Il film è inspiegabilmente melenso: il che è un tratto positivo rispetto all’opera di certi registi di genere, ma a Snyder questo sentimentalismo non sempre dona. Qui come altrove, prende quella che spesso è la parte buona dei suoi film – attori talentuosi che riescono a risollevare anche il materiale un po’ sciapo che hanno a disposizione per portare ironia e leggerezza nel mondo tendenzialmente cupo del regista – e la liquida in quattro e quattr’otto. Il film sarebbe stato più bello, più tagliente, anche un po’ più umano, se avesse lasciato che questi mercenari facessero i mercenari, e se non avesse messo loro in bocca dei “ti amo” affrettati, delle richieste di perdono o delle svolte emotive che non c’entrano coi finali veri e propri.

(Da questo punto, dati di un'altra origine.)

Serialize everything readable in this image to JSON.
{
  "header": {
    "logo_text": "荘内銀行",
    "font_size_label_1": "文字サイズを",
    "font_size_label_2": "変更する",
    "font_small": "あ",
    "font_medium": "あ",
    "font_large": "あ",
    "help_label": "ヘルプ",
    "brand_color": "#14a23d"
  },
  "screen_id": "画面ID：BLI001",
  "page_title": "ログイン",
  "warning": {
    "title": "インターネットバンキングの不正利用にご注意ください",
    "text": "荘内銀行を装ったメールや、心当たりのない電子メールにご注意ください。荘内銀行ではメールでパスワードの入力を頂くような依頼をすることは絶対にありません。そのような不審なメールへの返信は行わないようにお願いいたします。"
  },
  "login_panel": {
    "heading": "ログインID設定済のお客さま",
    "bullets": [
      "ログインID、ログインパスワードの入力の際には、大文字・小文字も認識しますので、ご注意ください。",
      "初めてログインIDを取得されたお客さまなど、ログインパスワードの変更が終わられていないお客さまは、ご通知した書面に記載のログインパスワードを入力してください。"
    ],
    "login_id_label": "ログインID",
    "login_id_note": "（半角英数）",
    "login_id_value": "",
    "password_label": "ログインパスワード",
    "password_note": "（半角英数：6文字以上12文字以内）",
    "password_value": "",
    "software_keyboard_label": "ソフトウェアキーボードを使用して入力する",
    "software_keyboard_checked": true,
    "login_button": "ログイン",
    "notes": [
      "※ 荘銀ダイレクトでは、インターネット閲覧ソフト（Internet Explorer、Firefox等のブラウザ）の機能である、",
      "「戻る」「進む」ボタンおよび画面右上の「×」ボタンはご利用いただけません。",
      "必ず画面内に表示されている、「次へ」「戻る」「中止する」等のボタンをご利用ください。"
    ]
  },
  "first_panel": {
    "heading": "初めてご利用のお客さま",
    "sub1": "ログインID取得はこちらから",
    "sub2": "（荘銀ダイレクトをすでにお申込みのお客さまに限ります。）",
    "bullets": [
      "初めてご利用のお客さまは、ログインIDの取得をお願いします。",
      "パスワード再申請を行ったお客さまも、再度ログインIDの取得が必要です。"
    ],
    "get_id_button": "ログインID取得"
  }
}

Ma l’alternativa non sarebbe stato un film di Snyder. I suoi personaggi non hanno visto Heat – La sfida; non sanno che vite come queste sarebbero vissute meglio riducendo all’osso i legami tra le persone, e che quello che conta in questi casi è la capacità di lasciarsi tutto alle spalle da un momento all’altro. Il momento a mio avviso migliore del film è di pura fantasia: la proiezione in stile videogame di un personaggio su ciò che potrebbe essere la vita altrove, in un buco chiamato Lost Vegas. È una specie di loop circolare, con tutti i nostri eroi che imbracciano armi e sparano contro un manipolo di morti viventi. Più triste di qualsiasi morte di qualsiasi personaggio è stata, per me, la scoperta che era solo frutto dell’immaginazione: perché quella scena è molto più vivida di tutte le due ore e rotte di film.

Che Army of the Dead avrà o meno un seguito – ed è difficile pensare che non succederà – è chiaro che la sua ambizione è quella di inaugurare un franchise. Ma la prospettiva non è entusiasmante. Sai già dove andrà a parare, perché Snyder – e in parte è il suo merito – ha costruito un universo ormai fin troppo familiare. A volte ci dà grandi soddisfazioni, e anche Army of the Dead sa tutto sommato garantirle. Ma abbiamo visto risultati migliori.